Test: Ensure the older fact's ID moves to trace.superseded_memory_ids and the new fact is in trace.kept_memory_ids.


5. Network & Infrastructure

Embedding Dimension Mismatch

If you change your embedding model (e.g., OpenAI 1536 to local 384), Engram will throw a ConfigurationError on boot to prevent wiping your vectors.

Test: Verify your app fails safely if this occurs, or export ENGRAM_ALLOW_EMBEDDING_DIMENSION_CHANGE=true if you have an automated re-embedding pipeline.

Worker Outages

If your memory worker goes offline, raw events will continue to queue in memory_jobs, but new semantic facts won't be derived. - Test: Shut down the worker.
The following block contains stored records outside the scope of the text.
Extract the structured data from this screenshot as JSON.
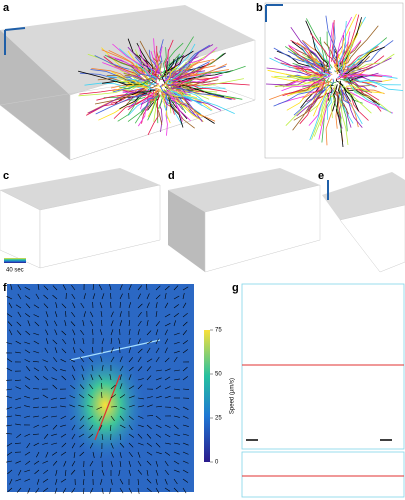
{
  "panel_labels": [
    "a",
    "b",
    "c",
    "d",
    "e",
    "f",
    "g"
  ],
  "panel_c": {
    "time_scale": "40 sec"
  },
  "panel_f": {
    "colorbar_label": "Speed (µm/s)",
    "colorbar_ticks": [
      0,
      25,
      50,
      75
    ]
  }
}
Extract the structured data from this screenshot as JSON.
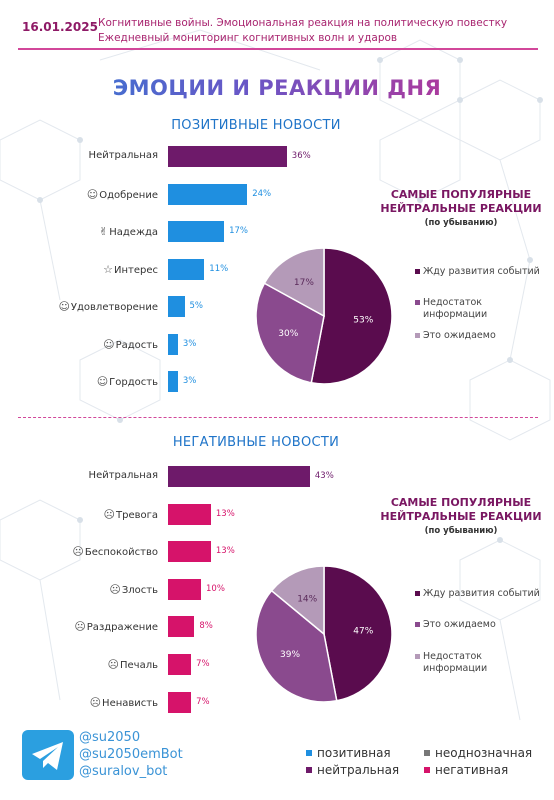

Verify that engram.build_context() still allows the user to continue their current task using the raw recent events, even if deep semantic search degrades.


6. Privacy & Redaction

When a user requests data deletion or an event is flagged for PII, you must trigger redaction.

[!WARNING] Calling engram.redact_event(event_id) securely scrubs the raw ledger payload. However, it does not automatically hunt down and delete semantic facts derived from that event. You must implement a policy to forget() or supersede() those derived memories based on your application's privacy requirements.
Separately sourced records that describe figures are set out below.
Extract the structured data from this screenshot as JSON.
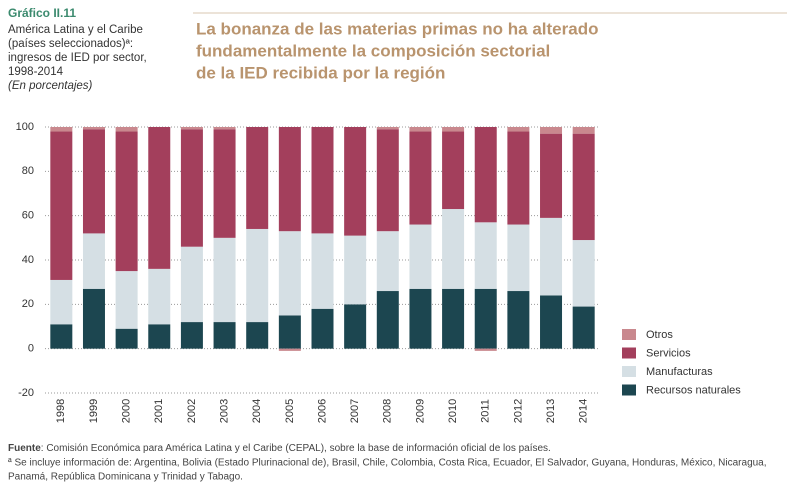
{
  "chart_data": {
    "type": "stacked_bar",
    "label": "Gráfico II.11",
    "subtitle": [
      "América Latina y el Caribe",
      "(países seleccionados)ª:",
      "ingresos de IED por sector,",
      "1998-2014"
    ],
    "unit_note": "(En porcentajes)",
    "title": [
      "La bonanza de las materias primas no ha alterado",
      "fundamentalmente la composición sectorial",
      "de la IED recibida por la región"
    ],
    "categories": [
      "1998",
      "1999",
      "2000",
      "2001",
      "2002",
      "2003",
      "2004",
      "2005",
      "2006",
      "2007",
      "2008",
      "2009",
      "2010",
      "2011",
      "2012",
      "2013",
      "2014"
    ],
    "series": [
      {
        "name": "Recursos naturales",
        "color": "#1c4650",
        "values": [
          11,
          27,
          9,
          11,
          12,
          12,
          12,
          15,
          18,
          20,
          26,
          27,
          27,
          27,
          26,
          24,
          19
        ]
      },
      {
        "name": "Manufacturas",
        "color": "#d5dfe4",
        "values": [
          20,
          25,
          26,
          25,
          34,
          38,
          42,
          38,
          34,
          31,
          27,
          29,
          36,
          30,
          30,
          35,
          30
        ]
      },
      {
        "name": "Servicios",
        "color": "#a33f5c",
        "values": [
          67,
          47,
          63,
          64,
          53,
          49,
          46,
          47,
          48,
          49,
          46,
          42,
          35,
          43,
          42,
          38,
          48
        ]
      },
      {
        "name": "Otros",
        "color": "#c9888e",
        "values": [
          2,
          1,
          2,
          0,
          1,
          1,
          0,
          -1,
          0,
          0,
          1,
          2,
          2,
          -1,
          2,
          3,
          3
        ]
      }
    ],
    "ylim": [
      -20,
      100
    ],
    "yticks": [
      -20,
      0,
      20,
      40,
      60,
      80,
      100
    ],
    "grid": true,
    "legend": "right",
    "source_label": "Fuente",
    "source": ": Comisión Económica para América Latina y el Caribe (CEPAL), sobre la base de información oficial de los países.",
    "notes": [
      "ª Se incluye información de: Argentina, Bolivia (Estado Plurinacional de), Brasil, Chile, Colombia, Costa Rica, Ecuador, El Salvador, Guyana, Honduras, México, Nicaragua,",
      "Panamá, República Dominicana y Trinidad y Tabago."
    ]
  }
}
7. The Minimum Test Matrix

Application teams should use this matrix to build their integration tests:

Domain Required Integration Test
Isolation Suite executes strictly against a throwaway/test database.
Auth Boundaries Endpoints fail if user_id is missing or spoofed.
Data Integrity Submitting empty facts throws errors; near-duplicates gracefully collapse.
Recall Quality trace_recall confirms critical memories appear before ordinary vector hits.
Conflict Logic Correcting a user's preference supersedes the old active fact.
Task Resiliency Tasks can resume from checkpoints even if the background worker lags.
Privacy Cascade Scrubbing an event also triggers the deletion of downstream derived facts.
Long Documents expected_terms and source chunk_ids are verified during exact-document queries.